Perhaps the most interesting thing I learned about Poppa was that he had been the local justice of the peace, a member of the law enforcement community. I had known that fact by hearsay, but the reality of it hit me when I was going through a collection of my father's keepsakes and opened an envelope to discover the document shown here.
Studying the document, I noticed several important details. First, the election for Justice of the Peace was held in Knox County, Tennessee, on August 1, 1918, at the height of America's involvement in World War I. Sergeant Alvin C. York had not yet gained fame and honor; that would not occur until October. And the election was held three months before the end of the war. Poppa was 38 years old.

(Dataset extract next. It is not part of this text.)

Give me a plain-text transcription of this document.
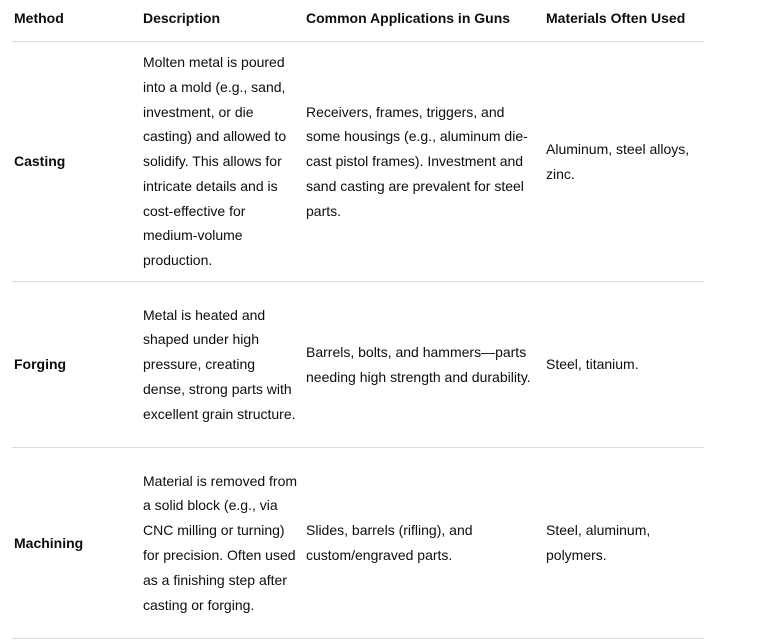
Method	Description	Common Applications in Guns	Materials Often Used
Casting	Molten metal is poured into a mold (e.g., sand, investment, or die casting) and allowed to solidify. This allows for intricate details and is cost-effective for medium-volume production.	Receivers, frames, triggers, and some housings (e.g., aluminum die-cast pistol frames). Investment and sand casting are prevalent for steel parts.	Aluminum, steel alloys, zinc.
Forging	Metal is heated and shaped under high pressure, creating dense, strong parts with excellent grain structure.	Barrels, bolts, and hammers—parts needing high strength and durability.	Steel, titanium.
Machining	Material is removed from a solid block (e.g., via CNC milling or turning) for precision. Often used as a finishing step after casting or forging.	Slides, barrels (rifling), and custom/engraved parts.	Steel, aluminum, polymers.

Second, Poppa was to begin serving as Justice of the Peace one month from the date of the election, on September 1. The term would run for a period of six years, until September 1, 1924.

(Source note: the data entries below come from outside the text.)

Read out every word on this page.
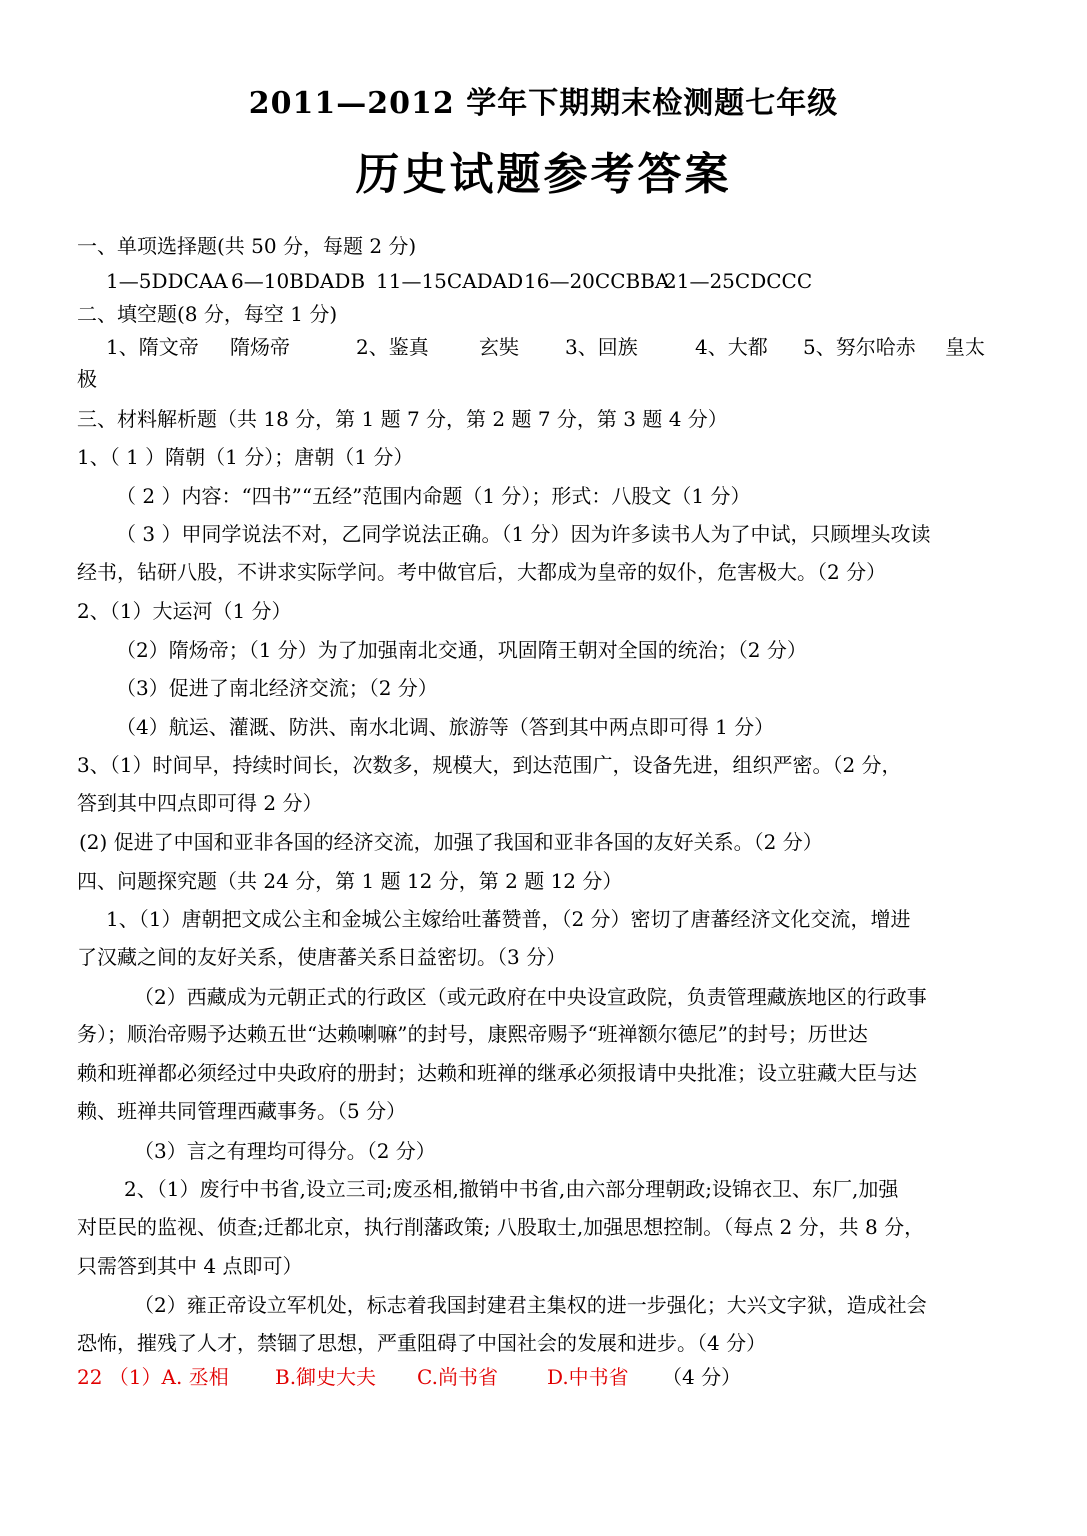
2011—2012 学年下期期末检测题七年级
历史试题参考答案
一、单项选择题(共 50 分，每题 2 分)
1—5DDCAA 6—10BDADB 11—15CADAD16—20CCBBA21—25CDCCC
二、填空题(8 分，每空 1 分)
1、隋文帝 隋炀帝	2、鉴真	玄奘 3、回族	4、大都 5、努尔哈赤 皇太
极
三、材料解析题（共 18 分，第 1 题 7 分，第 2 题 7 分，第 3 题 4 分）
1、（ 1 ）隋朝（1 分）；唐朝（1 分）
（ 2 ）内容：“四书”“五经”范围内命题（1 分）；形式：八股文（1 分）
（ 3 ）甲同学说法不对，乙同学说法正确。（1 分）因为许多读书人为了中试，只顾埋头攻读
经书，钻研八股，不讲求实际学问。考中做官后，大都成为皇帝的奴仆，危害极大。（2 分）
2、（1）大运河（1 分）
（2）隋炀帝；（1 分）为了加强南北交通，巩固隋王朝对全国的统治；（2 分）
（3）促进了南北经济交流；（2 分）
（4）航运、灌溉、防洪、南水北调、旅游等（答到其中两点即可得 1 分）
3、（1）时间早，持续时间长，次数多，规模大，到达范围广，设备先进，组织严密。（2 分，
答到其中四点即可得 2 分）
(2) 促进了中国和亚非各国的经济交流，加强了我国和亚非各国的友好关系。（2 分）
四、问题探究题（共 24 分，第 1 题 12 分，第 2 题 12 分）
1、（1）唐朝把文成公主和金城公主嫁给吐蕃赞普，（2 分）密切了唐蕃经济文化交流，增进
了汉藏之间的友好关系，使唐蕃关系日益密切。（3 分）
（2）西藏成为元朝正式的行政区（或元政府在中央设宣政院，负责管理藏族地区的行政事
务）；顺治帝赐予达赖五世“达赖喇嘛”的封号，康熙帝赐予“班禅额尔德尼”的封号；历世达
赖和班禅都必须经过中央政府的册封；达赖和班禅的继承必须报请中央批准；设立驻藏大臣与达
赖、班禅共同管理西藏事务。（5 分）
（3）言之有理均可得分。（2 分）
2、（1）废行中书省,设立三司;废丞相,撤销中书省,由六部分理朝政;设锦衣卫、东厂,加强
对臣民的监视、侦查;迁都北京，执行削藩政策; 八股取士,加强思想控制。（每点 2 分，共 8 分，
只需答到其中 4 点即可）
（2）雍正帝设立军机处，标志着我国封建君主集权的进一步强化；大兴文字狱，造成社会
恐怖，摧残了人才，禁锢了思想，严重阻碍了中国社会的发展和进步。（4 分）
22 （1）A. 丞相 B.御史大夫 C.尚书省 D.中书省 （4 分）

Third, the document is signed by both the governor of the state, Tom C. Rye (shown here), and the Secretary of State.
Rye, a Democrat, served two terms as Tennessee's 32nd governor, his time in office running from 1915 until 1919. He did not run for a third term, choosing rather to run for the U.S. Senate. Incidentally, he lost that race.

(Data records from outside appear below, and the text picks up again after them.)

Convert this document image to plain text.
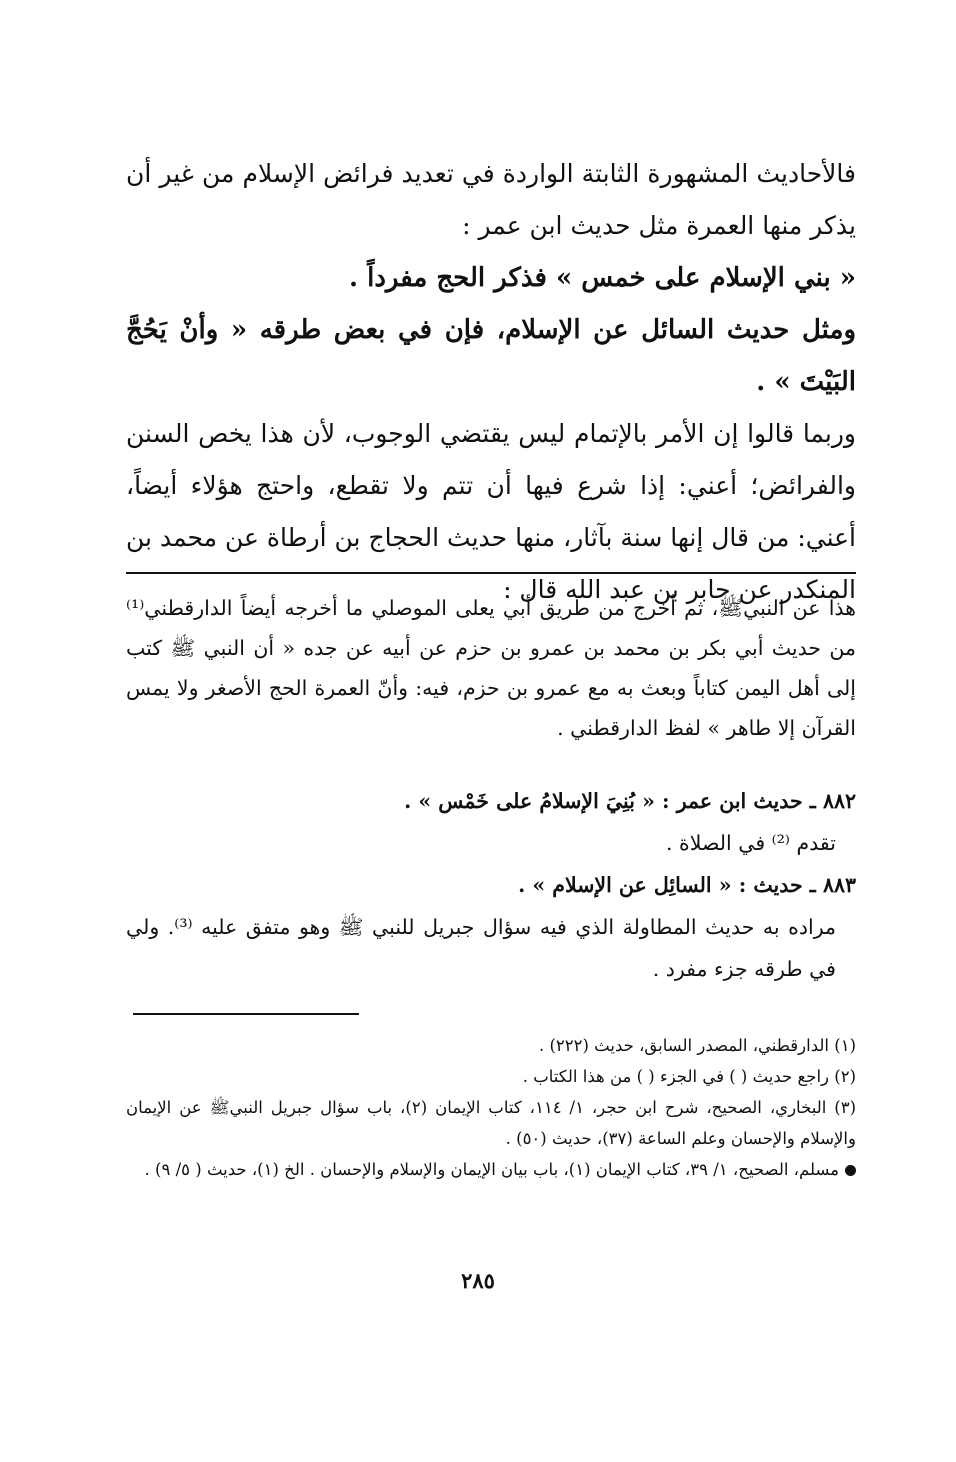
فالأحاديث المشهورة الثابتة الواردة في تعديد فرائض الإسلام من غير أن يذكر منها العمرة مثل حديث ابن عمر :

« بني الإسلام على خمس » فذكر الحج مفرداً .

ومثل حديث السائل عن الإسلام، فإن في بعض طرقه « وأنْ يَحُجَّ البَيْتَ » .

وربما قالوا إن الأمر بالإتمام ليس يقتضي الوجوب، لأن هذا يخص السنن والفرائض؛ أعني: إذا شرع فيها أن تتم ولا تقطع، واحتج هؤلاء أيضاً، أعني: من قال إنها سنة بآثار، منها حديث الحجاج بن أرطاة عن محمد بن المنكدر عن جابر بن عبد الله قال :

هذا عن النبيﷺ، ثم أخرج من طريق أبي يعلى الموصلي ما أخرجه أيضاً الدارقطني⁽¹⁾ من حديث أبي بكر بن محمد بن عمرو بن حزم عن أبيه عن جده « أن النبي ﷺ كتب إلى أهل اليمن كتاباً وبعث به مع عمرو بن حزم، فيه: وأنّ العمرة الحج الأصغر ولا يمس القرآن إلا طاهر » لفظ الدارقطني .

٨٨٢ ـ حديث ابن عمر : « بُنِيَ الإسلامُ على خَمْس » .

تقدم ⁽²⁾ في الصلاة .

٨٨٣ ـ حديث : « السائِل عن الإسلام » .

مراده به حديث المطاولة الذي فيه سؤال جبريل للنبي ﷺ وهو متفق عليه ⁽³⁾. ولي في طرقه جزء مفرد .

(١) الدارقطني، المصدر السابق، حديث (٢٢٢) .

(٢) راجع حديث ( ) في الجزء ( ) من هذا الكتاب .

(٣) البخاري، الصحيح، شرح ابن حجر، ١/ ١١٤، كتاب الإيمان (٢)، باب سؤال جبريل النبيﷺ عن الإيمان والإسلام والإحسان وعلم الساعة (٣٧)، حديث (٥٠) .

مسلم، الصحيح، ١/ ٣٩، كتاب الإيمان (١)، باب بيان الإيمان والإسلام والإحسان . الخ (١)، حديث ( ٥/ ٩) .

٢٨٥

As governor, Rye ardently supported Prohibition, helped reunify a badly divided Democrat Party, and vigorously enforced the "Ouster Law," a measure that was designed to curb the power of political boss and Memphis mayor E.H. Crump, who was as infamous in Tennessee politics as Boss Tweed had been in New York city. (I often heard my father refer to "the Crump machine" but knew little about it.) The "Ouster Law" provided for the removal from office of public officials who proved to be incompetent or who were unwilling to enforce the laws. It was aimed primarily at Boss Crump, who as mayor refused to enforce prohibition.
Rye also championed automobile registration, a state highway tax (eventually matched by federal funds), the chartering of Tennessee Polytechnic Institute (modern Tennessee Technological University), a primary system for selecting candidates for state offices, and construction of the Dixie Highway, which connected Florida with the states of the Midwest. It still exists today and is known by various U.S. Route numbers (U.S. 25 in Knoxville, Tennessee, and Greenville, S.C.) running through ten states from Sault Ste. Marie, Michigan, to Miami, Florida.
I never knew Poppa's political affiliations. I don't remember his ever talking about politics. The fact that a Democrat governor commissioned him as Justice of the Peace tells us nothing about Poppa's politics since it was merely an acknowledgement of the result of an election. (Perhaps some of my better informed relatives who read this can supply information on the subject of Poppa's politics. Hint! Hint!)
Sometimes the lives of those ancestors who talked the least actually have the most to be told, helping to make the family story complete.